Our research will foster economic performance by benefiting commercial private companies interested in new physiological targets for muscle diseases. We are aware that output from our research on titin kinase has led to drug-discovery programme by a clinical-stage drug development company that discovers and develops novel, small- molecule drugs for the treatment of muscle disorders. We expect that new pathways and deeper insight into known pathways emerging during our proposed programme will benefit development- oriented companies in implementing new drug development programmes, and we remain in active communication to achieve and facilitate this. For example, we make develop reagents and protocols and make these available for testing biological activities of M-band signalling proteins that can be implemented in high-throughput screens.
We also generate new monoclonal antibodies against sarcomeric proteostasis components that will be of considerable value in the diagnostic analysis of titinopathies, where deletion of parts of the titin C-terminus emerges as a common feature and an unmet need for standardised reagents in diagnostic application arises. We will collaborate with UK partners in the generation and eventual commercialisation of these reagents.
Patients and patient support groups.

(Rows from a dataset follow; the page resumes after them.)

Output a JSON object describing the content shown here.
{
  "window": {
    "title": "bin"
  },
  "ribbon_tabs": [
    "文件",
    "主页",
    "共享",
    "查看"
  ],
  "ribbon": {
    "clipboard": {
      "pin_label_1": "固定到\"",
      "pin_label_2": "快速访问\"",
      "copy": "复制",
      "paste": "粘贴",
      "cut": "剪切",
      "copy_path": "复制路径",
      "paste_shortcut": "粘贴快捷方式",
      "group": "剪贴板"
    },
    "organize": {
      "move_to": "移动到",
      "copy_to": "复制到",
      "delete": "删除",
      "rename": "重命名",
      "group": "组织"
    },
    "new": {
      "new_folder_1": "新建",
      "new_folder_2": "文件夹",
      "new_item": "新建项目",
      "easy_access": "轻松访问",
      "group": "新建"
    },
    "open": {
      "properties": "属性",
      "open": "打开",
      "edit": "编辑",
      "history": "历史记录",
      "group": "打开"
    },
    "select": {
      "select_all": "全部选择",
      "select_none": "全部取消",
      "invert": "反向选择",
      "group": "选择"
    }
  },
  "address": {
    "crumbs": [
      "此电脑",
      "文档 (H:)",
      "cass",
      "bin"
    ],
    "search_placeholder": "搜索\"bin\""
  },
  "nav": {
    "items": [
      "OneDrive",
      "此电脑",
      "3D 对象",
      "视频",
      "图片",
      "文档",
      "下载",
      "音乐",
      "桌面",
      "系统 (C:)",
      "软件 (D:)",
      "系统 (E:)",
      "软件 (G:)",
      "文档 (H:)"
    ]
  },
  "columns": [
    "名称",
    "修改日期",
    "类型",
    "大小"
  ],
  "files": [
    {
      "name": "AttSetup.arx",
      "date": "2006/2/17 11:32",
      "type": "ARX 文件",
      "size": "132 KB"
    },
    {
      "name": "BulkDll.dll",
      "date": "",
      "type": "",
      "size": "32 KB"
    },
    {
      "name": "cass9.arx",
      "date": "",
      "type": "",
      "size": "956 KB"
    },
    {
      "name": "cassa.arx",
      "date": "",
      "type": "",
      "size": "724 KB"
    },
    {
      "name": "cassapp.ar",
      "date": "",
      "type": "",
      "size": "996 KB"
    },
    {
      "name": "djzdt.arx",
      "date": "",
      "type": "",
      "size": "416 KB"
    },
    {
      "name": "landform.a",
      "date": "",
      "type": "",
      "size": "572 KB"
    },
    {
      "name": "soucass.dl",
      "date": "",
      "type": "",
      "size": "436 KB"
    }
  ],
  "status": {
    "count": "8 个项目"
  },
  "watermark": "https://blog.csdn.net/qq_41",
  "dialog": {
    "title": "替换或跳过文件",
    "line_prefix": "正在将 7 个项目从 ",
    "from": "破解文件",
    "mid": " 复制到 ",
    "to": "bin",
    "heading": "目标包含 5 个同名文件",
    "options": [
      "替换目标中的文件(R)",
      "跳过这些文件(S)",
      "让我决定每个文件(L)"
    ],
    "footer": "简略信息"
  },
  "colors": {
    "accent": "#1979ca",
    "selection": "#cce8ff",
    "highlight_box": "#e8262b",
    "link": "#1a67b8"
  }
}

We are aware that the proposed research will be of benefit to patients and patient support organizations (e.g. international and national muscular dystrophy and heart associations), by raising awareness of titin mutations as causes of hereditary muscle diseases, and their diagnostic and prognostic implications. We are actively engaging with patient organisations to understand their needs and communicate our results. These impacts can be realised within the tenure of the grant or shortly afterwards.